Microservices: Deployments scattered across services, config tweaking everywhere, rollbacks were trickier and took much longer.

The joy of releasing features:

Monolith: Release a feature immediately, get instant feedback from users.
Microservices: Release in pieces, carefully coordinate to avoid breaking APIs—stressful and slow.

4. But microservices aren’t the villain

I’m not denying that microservices have some real strengths:

Independent scaling: Hot services can be scaled separately, saving resources.
Empowered teams: Teams can work independently on their services, reducing dependencies and speeding up long-term development.
Easy to evolve and replace: Updating a single part doesn’t require messing with a huge monolith.

5. So when should you actually use microservices?

I think microservices only truly shine when:

Your project has a large backend team (10+ devs), so you can split by domain.
Your infrastructure is mature enough (CI/CD automation, great observability—logging, tracing, metrics…), so deploying doesn’t feel like rocket science.
Your application has clear, separate domains—like payments, user management, logistics, each operating almost independently.
Your traffic is huge, and you really need to scale specific components to save costs and boost performance.

6. And when you probably shouldn’t “play fancy”

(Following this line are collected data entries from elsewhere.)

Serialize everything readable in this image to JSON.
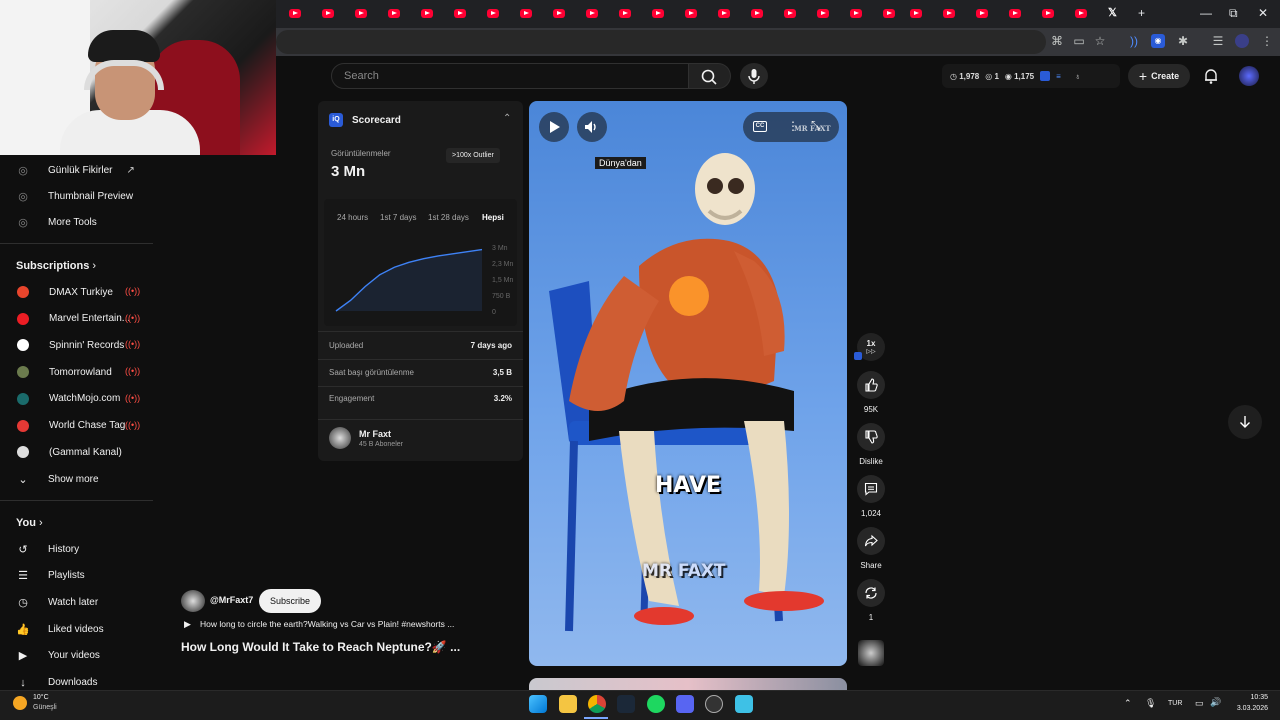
{
  "browser": {
    "tab_close": "×",
    "new_tab": "+",
    "win_min": "—",
    "win_restore": "⧉",
    "win_close": "✕"
  },
  "header": {
    "search_placeholder": "Search",
    "stats": {
      "views": "1,978",
      "likes": "1",
      "watch": "1,175"
    },
    "create_label": "Create"
  },
  "sidebar": {
    "tools": [
      {
        "label": "Günlük Fikirler",
        "external": "↗"
      },
      {
        "label": "Thumbnail Preview"
      },
      {
        "label": "More Tools"
      }
    ],
    "subscriptions_title": "Subscriptions",
    "subscriptions": [
      {
        "label": "DMAX Turkiye",
        "color": "#e8452c"
      },
      {
        "label": "Marvel Entertain...",
        "color": "#ec1d24"
      },
      {
        "label": "Spinnin' Records",
        "color": "#ffffff"
      },
      {
        "label": "Tomorrowland",
        "color": "#6b7b4d"
      },
      {
        "label": "WatchMojo.com",
        "color": "#1a6b6b"
      },
      {
        "label": "World Chase Tag",
        "color": "#e53935"
      },
      {
        "label": "(Gammal Kanal)",
        "color": "#dddddd"
      }
    ],
    "show_more": "Show more",
    "you_title": "You",
    "you_items": [
      {
        "label": "History",
        "icon": "history-icon"
      },
      {
        "label": "Playlists",
        "icon": "playlists-icon"
      },
      {
        "label": "Watch later",
        "icon": "clock-icon"
      },
      {
        "label": "Liked videos",
        "icon": "thumbs-up-icon"
      },
      {
        "label": "Your videos",
        "icon": "play-square-icon"
      },
      {
        "label": "Downloads",
        "icon": "download-icon"
      }
    ]
  },
  "scorecard": {
    "title": "Scorecard",
    "views_label": "Görüntülenmeler",
    "views_value": "3 Mn",
    "outlier_badge": ">100x Outlier",
    "tabs": [
      "24 hours",
      "1st 7 days",
      "1st 28 days",
      "Hepsi"
    ],
    "active_tab": "Hepsi",
    "axis_ticks": [
      "3 Mn",
      "2,3 Mn",
      "1,5 Mn",
      "750 B",
      "0"
    ],
    "rows": [
      {
        "label": "Uploaded",
        "value": "7 days ago"
      },
      {
        "label": "Saat başı görüntülenme",
        "value": "3,5 B"
      },
      {
        "label": "Engagement",
        "value": "3.2%"
      }
    ],
    "channel_name": "Mr Faxt",
    "channel_subs": "45 B Aboneler"
  },
  "chart_data": {
    "type": "line",
    "yticks": [
      "3 Mn",
      "2,3 Mn",
      "1,5 Mn",
      "750 B",
      "0"
    ],
    "ylim": [
      0,
      3000000
    ],
    "x": [
      0,
      1,
      2,
      3,
      4,
      5,
      6,
      7,
      8,
      9,
      10
    ],
    "values": [
      0,
      500000,
      1150000,
      1700000,
      2050000,
      2280000,
      2450000,
      2580000,
      2680000,
      2780000,
      2880000
    ]
  },
  "video": {
    "tag": "Dünya'dan",
    "caption_have": "HAVE",
    "caption_watermark": "MR FAXT",
    "corner_watermark": "MR FAXT",
    "cc_label": "CC"
  },
  "meta": {
    "channel_handle": "@MrFaxt7",
    "subscribe_label": "Subscribe",
    "related_title": "How long to circle the earth?Walking vs Car vs Plain! #newshorts ...",
    "video_title": "How Long Would It Take to Reach Neptune?🚀 ..."
  },
  "actions": {
    "speed": "1x",
    "likes": "95K",
    "dislike": "Dislike",
    "comments": "1,024",
    "share": "Share",
    "remix": "1"
  },
  "taskbar": {
    "weather_temp": "10°C",
    "weather_desc": "Güneşli",
    "lang": "TUR",
    "time": "10:35",
    "date": "3.03.2026"
  }
}
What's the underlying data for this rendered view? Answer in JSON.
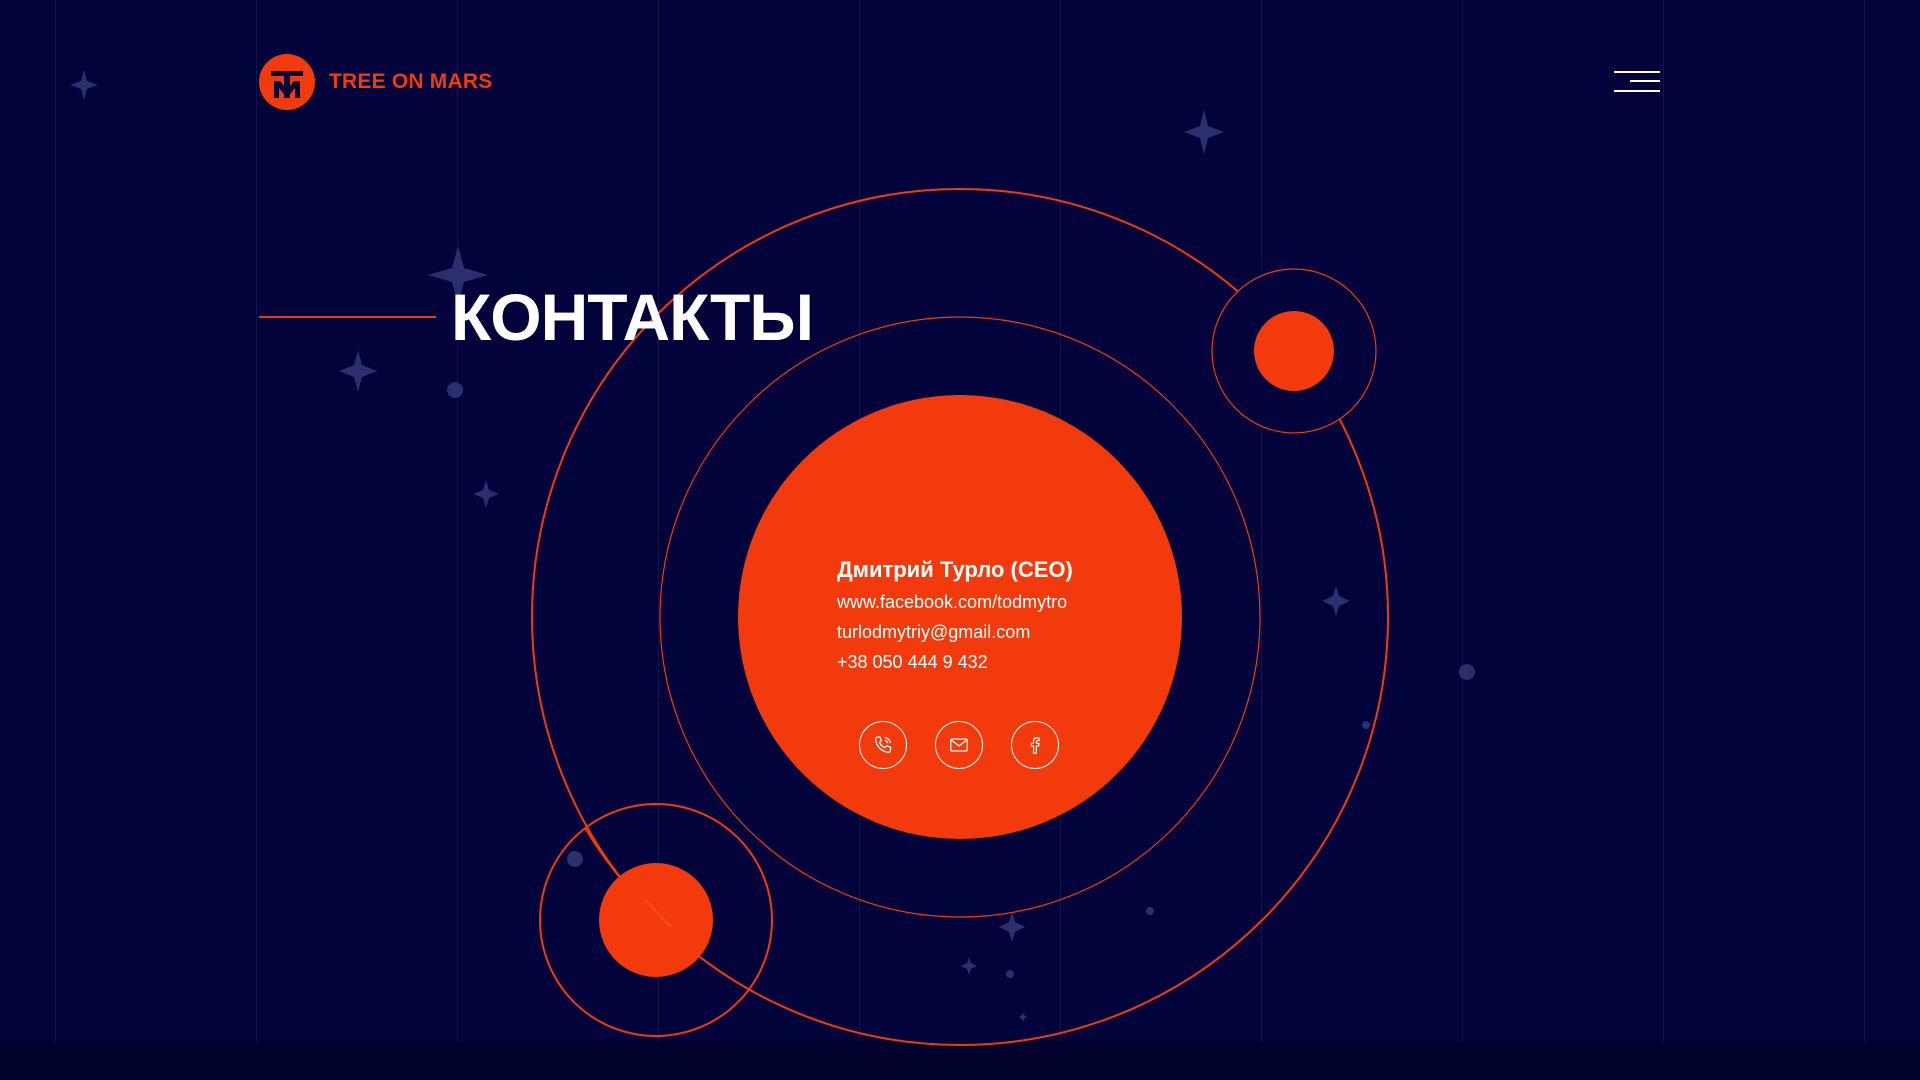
{
  "brand": {
    "name": "TREE ON MARS",
    "accent_color": "#f23a0c",
    "background_color": "#02033a"
  },
  "header": {
    "menu_icon": "hamburger-menu-icon"
  },
  "page": {
    "title": "КОНТАКТЫ"
  },
  "contact": {
    "name": "Дмитрий Турло (CEO)",
    "facebook": "www.facebook.com/todmytro",
    "email": "turlodmytriy@gmail.com",
    "phone": "+38 050 444 9 432"
  },
  "actions": [
    {
      "icon": "phone-icon"
    },
    {
      "icon": "mail-icon"
    },
    {
      "icon": "facebook-icon"
    }
  ]
}
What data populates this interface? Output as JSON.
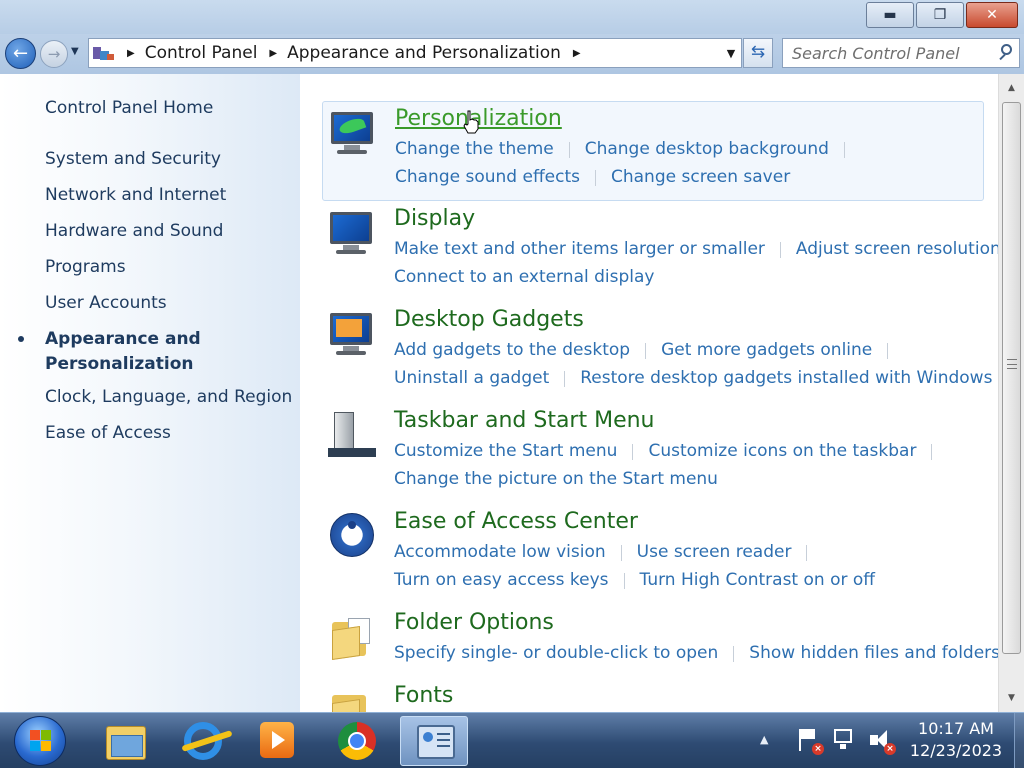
{
  "window": {
    "minimize_label": "▬",
    "maximize_label": "❐",
    "close_label": "✕"
  },
  "navigation": {
    "back_glyph": "←",
    "forward_glyph": "→",
    "breadcrumbs": [
      "Control Panel",
      "Appearance and Personalization"
    ],
    "refresh_glyph": "⇆",
    "search_placeholder": "Search Control Panel"
  },
  "sidebar": {
    "home": "Control Panel Home",
    "items": [
      "System and Security",
      "Network and Internet",
      "Hardware and Sound",
      "Programs",
      "User Accounts",
      "Appearance and",
      "Personalization",
      "Clock, Language, and Region",
      "Ease of Access"
    ],
    "current_item": "Appearance and Personalization"
  },
  "categories": [
    {
      "title": "Personalization",
      "icon": "personalization-icon",
      "lines": [
        [
          "Change the theme",
          "Change desktop background"
        ],
        [
          "Change sound effects",
          "Change screen saver"
        ]
      ]
    },
    {
      "title": "Display",
      "icon": "display-icon",
      "lines": [
        [
          "Make text and other items larger or smaller",
          "Adjust screen resolution"
        ],
        [
          "Connect to an external display"
        ]
      ]
    },
    {
      "title": "Desktop Gadgets",
      "icon": "desktop-gadgets-icon",
      "lines": [
        [
          "Add gadgets to the desktop",
          "Get more gadgets online"
        ],
        [
          "Uninstall a gadget",
          "Restore desktop gadgets installed with Windows"
        ]
      ]
    },
    {
      "title": "Taskbar and Start Menu",
      "icon": "taskbar-icon",
      "lines": [
        [
          "Customize the Start menu",
          "Customize icons on the taskbar"
        ],
        [
          "Change the picture on the Start menu"
        ]
      ]
    },
    {
      "title": "Ease of Access Center",
      "icon": "ease-of-access-icon",
      "lines": [
        [
          "Accommodate low vision",
          "Use screen reader"
        ],
        [
          "Turn on easy access keys",
          "Turn High Contrast on or off"
        ]
      ]
    },
    {
      "title": "Folder Options",
      "icon": "folder-options-icon",
      "lines": [
        [
          "Specify single- or double-click to open",
          "Show hidden files and folders"
        ]
      ]
    },
    {
      "title": "Fonts",
      "icon": "fonts-icon",
      "lines": []
    }
  ],
  "taskbar": {
    "pinned": [
      "windows-explorer-icon",
      "internet-explorer-icon",
      "windows-media-player-icon",
      "chrome-icon",
      "control-panel-icon"
    ],
    "active": "control-panel-icon",
    "tray_arrow": "▲",
    "time": "10:17 AM",
    "date": "12/23/2023"
  }
}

If you’re in one of these situations, think twice before jumping into microservices:

Small team (3–5 devs), drowning in backlog with tons of features to build.
Simple application with just a few main modules, no real need for complex scaling.
No experience with CI/CD or DevOps—microservices will force you to learn DevOps first.
Tight deadlines (like 1 month to launch) rather than a year for sustainable growth.

7. Conclusion: I don’t hate microservices—I just don’t like meaningless “hype-following”

Microservices aren’t evil. They’re not “automatically great,” either. I just don’t like when small teams chase trends blindly and burden themselves with unnecessary complexity.

For me, the most important thing is:

Understand your actual problem.
Choose the architecture that fits your team size, your app’s nature, and the real complexity you need.

In short:

Small team, few features, tight deadlines: Monolith is king.
Big team, complex domains, heavy traffic: Microservices is the savior.

8 And what about you?

Have you had a wildly successful microservices experience? Or a complete disaster? I’d love to hear your stories—so we can learn from each other and avoid repeating the same mistakes I did.